As we have said before, the Ivy League should be the model. In order to take the waste and abuse out of college athletics it has to be under the control of the university. College coaches should be paid the same as full professors. The institution should provide a reasonable budget for athletics. Athletic revenues should go into the institution’s general fund and can be used to buy microscopes, computers, shoulder pads or whatever. The athletics department should not be a separate corporation. Its finances should be under institutional control the same as any other department. If an athletic activity is deemed worthy to be sponsored by the institution, then the institution, regardless of the revenue generated by the activity, should fund it.

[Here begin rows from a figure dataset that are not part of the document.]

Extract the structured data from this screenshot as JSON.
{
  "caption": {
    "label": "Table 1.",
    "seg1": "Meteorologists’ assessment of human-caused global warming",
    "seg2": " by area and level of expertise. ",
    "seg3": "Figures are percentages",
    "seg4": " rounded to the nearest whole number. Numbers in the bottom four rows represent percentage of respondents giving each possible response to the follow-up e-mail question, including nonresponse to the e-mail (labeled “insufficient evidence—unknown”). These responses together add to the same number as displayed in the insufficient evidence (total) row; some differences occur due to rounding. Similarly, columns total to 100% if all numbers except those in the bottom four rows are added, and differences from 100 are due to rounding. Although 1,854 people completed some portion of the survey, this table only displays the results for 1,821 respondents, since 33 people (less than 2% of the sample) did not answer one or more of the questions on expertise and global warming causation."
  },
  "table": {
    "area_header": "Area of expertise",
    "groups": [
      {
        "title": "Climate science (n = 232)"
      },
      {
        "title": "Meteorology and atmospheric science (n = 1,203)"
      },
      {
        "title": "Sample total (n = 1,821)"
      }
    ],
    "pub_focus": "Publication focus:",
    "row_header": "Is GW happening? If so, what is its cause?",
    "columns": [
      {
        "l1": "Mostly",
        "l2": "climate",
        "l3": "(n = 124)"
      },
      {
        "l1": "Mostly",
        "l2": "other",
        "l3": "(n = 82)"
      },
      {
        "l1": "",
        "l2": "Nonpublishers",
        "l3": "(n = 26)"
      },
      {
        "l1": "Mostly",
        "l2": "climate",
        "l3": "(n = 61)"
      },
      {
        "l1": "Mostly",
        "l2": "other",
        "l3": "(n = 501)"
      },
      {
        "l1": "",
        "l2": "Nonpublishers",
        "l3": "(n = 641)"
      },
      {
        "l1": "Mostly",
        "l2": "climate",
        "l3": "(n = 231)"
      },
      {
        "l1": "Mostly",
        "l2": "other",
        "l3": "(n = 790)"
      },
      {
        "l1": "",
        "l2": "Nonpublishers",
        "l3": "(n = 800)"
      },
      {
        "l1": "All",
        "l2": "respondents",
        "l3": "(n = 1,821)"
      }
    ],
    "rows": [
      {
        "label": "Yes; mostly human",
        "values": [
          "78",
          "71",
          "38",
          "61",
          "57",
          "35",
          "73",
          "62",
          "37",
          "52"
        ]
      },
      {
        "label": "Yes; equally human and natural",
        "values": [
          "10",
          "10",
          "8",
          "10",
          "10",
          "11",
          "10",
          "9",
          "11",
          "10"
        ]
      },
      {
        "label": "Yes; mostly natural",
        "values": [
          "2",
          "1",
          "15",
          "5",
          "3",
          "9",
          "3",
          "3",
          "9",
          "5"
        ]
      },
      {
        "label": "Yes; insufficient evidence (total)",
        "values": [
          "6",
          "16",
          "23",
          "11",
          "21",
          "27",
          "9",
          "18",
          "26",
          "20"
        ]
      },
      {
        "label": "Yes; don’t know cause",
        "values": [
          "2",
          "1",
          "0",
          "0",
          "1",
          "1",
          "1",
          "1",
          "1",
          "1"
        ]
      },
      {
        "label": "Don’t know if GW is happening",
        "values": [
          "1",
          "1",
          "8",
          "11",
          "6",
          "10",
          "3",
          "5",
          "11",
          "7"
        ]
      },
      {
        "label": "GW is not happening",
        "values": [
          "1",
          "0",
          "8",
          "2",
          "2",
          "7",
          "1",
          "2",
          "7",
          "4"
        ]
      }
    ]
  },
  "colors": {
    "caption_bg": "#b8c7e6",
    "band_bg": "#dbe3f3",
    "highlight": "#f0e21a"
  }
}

There are programs that generate millions in revenues, so why shouldn't those coaches not make a million or two for themselves. The market sets the price. Even those who graduate less than 50% of their athletes? Those fans, alumni, and big donors don't care about graduation rates! They have removed the college athlete in most cases from the educational process.
And what about those full professors who make 1/10th or 1/20th of the coaches salary? Well, 100,000 fans have never shown up to watch them teach a philosophy class even though their labor and influence on students will have a lasting affect. Who produces doctors, teachers, social workers, and nurses? It ain't the football coaches. Sad, sad, sad.